A new malware attack discovered by Kaspersky targets Macbook users in the crypto space by repacking pre-cracked applications with a Trojan proxy and a post-installation script. The malware executes arbitrary commands and steals sensitive information from the infected system.
Researchers from Kaspersky found a new malware attack for Macbook users who work with cryptocurrency. The malware is hidden in pirated software that hackers give away for free. People who want apps for free download them without realizing there is malware inside.
Once users attempt to install the cracked applications, they unknowingly trigger the infection process. The infected installation package displays a window with installation instructions, asking them to copy the application to the /Applications/ directory and launch an application called “Activator.”
Activator, however, is not a genuine application but a malware component that prompts users to enter a password, effectively granting the malware administrator privileges. Upon execution, the malware checks the system for an installed copy of Python 3 and, if absent, installs a previously copied version of Python 3 from the Macbook operating system directory.
The malware then “patches” the downloaded app by comparing the modified executable with a sequence hardcoded inside Activator. If a match is found, the malware removes the initial bytes, making the application appear cracked and functional to the user.
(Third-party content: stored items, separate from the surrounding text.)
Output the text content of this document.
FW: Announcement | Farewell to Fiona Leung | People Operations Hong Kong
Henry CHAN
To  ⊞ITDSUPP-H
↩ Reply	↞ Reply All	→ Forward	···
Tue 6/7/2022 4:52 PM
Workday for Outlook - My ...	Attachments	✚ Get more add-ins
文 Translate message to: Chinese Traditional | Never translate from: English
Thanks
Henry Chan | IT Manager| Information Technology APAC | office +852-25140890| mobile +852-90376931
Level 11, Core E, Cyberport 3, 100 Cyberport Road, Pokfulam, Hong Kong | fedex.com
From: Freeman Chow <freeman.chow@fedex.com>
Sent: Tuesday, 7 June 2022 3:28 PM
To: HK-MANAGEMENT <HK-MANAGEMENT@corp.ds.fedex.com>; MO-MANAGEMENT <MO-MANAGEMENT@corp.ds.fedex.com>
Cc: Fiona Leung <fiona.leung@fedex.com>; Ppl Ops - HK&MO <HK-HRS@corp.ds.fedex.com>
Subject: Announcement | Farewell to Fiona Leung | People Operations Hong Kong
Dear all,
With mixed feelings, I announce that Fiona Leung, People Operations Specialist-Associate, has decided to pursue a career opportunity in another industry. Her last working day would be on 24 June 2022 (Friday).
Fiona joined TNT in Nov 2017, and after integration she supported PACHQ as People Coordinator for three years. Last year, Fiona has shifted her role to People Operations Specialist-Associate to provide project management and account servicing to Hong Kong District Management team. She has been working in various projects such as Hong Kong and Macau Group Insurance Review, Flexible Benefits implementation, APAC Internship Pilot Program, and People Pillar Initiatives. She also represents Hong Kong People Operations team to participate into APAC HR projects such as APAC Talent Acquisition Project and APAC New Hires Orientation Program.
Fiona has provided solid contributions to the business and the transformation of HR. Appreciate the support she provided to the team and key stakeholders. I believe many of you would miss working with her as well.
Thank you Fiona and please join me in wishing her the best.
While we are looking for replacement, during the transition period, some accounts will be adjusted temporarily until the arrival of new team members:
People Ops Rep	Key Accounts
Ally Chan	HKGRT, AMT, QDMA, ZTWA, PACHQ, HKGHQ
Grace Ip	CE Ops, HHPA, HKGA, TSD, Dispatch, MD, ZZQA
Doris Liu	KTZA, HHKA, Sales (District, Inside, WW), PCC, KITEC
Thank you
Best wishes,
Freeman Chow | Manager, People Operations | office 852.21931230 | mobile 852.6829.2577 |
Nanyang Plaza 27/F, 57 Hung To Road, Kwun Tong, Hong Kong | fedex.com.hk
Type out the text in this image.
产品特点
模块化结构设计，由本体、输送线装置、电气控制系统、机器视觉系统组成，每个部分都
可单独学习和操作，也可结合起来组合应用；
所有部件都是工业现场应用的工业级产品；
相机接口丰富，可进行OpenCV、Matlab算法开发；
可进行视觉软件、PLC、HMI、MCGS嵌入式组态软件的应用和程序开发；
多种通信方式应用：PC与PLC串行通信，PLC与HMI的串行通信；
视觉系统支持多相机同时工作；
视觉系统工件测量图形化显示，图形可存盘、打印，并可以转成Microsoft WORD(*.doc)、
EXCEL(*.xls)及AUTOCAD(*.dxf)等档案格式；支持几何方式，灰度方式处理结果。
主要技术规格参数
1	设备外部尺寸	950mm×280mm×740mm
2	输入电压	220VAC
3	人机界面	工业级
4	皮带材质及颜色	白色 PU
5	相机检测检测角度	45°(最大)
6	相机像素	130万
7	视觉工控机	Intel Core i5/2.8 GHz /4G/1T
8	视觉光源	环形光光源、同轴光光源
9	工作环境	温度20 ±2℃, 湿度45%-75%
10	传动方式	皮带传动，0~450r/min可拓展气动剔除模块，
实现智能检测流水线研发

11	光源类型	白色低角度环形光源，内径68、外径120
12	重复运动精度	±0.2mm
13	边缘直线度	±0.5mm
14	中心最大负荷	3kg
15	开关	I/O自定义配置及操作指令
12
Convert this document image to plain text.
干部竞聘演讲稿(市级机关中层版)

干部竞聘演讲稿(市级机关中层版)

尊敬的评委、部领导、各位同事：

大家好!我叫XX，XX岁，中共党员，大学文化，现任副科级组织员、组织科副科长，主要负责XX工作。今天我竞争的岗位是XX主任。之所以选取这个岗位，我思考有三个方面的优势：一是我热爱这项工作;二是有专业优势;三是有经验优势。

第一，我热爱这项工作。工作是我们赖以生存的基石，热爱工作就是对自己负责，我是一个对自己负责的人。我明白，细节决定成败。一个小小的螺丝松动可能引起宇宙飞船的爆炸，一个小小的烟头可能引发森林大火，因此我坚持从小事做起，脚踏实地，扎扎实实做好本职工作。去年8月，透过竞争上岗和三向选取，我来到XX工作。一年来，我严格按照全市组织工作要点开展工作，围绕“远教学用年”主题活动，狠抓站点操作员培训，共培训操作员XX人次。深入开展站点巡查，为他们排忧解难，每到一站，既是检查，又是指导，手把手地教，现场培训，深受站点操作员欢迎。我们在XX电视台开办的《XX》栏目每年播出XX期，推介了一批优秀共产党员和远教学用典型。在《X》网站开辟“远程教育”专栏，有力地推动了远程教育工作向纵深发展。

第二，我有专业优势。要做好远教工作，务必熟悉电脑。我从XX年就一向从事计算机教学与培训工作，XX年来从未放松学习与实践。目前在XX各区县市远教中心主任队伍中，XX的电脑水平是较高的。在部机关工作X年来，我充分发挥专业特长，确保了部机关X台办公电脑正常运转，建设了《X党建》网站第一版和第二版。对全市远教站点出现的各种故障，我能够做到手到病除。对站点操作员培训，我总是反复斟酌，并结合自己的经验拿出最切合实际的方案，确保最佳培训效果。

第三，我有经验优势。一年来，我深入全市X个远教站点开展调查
However, this is only a deception, as the malware initiates its main payload.
What the Malware Does
The infected sample establishes communication with a command-and-control (C2) server by generating a unique web address through a combination of hardcoded words and a random third-level domain name.
This method lets the malware conceal its activities within normal DNS server traffic, ensuring the payload download.
The decrypted script obtained from the C2 server reveals that the malware operates by executing arbitrary commands received from the server. These commands are often delivered as Base64-encoded Python scripts.
Furthermore, the malware harvests sensitive information from the infected system, including the operating system version, user directories, list of installed applications, CPU type, and external IP address. The gathered data is then sent back to the server.
How to Protect Your Macbook from the Malware Attack
According to Kaspersky, the malware attack is still active and poses a serious threat to Macbook users in the crypto space. The cybersecurity firm advises users to avoid downloading applications from untrusted sources, especially those that claim to be pre-cracked or offer paid features for free.
Users could also install a reliable antivirus software and keep it updated, as well as scan their system regularly for any signs of infection.
Macbook users should also be wary of suspicious password or permission requests and report any anomalies to their antivirus vendor.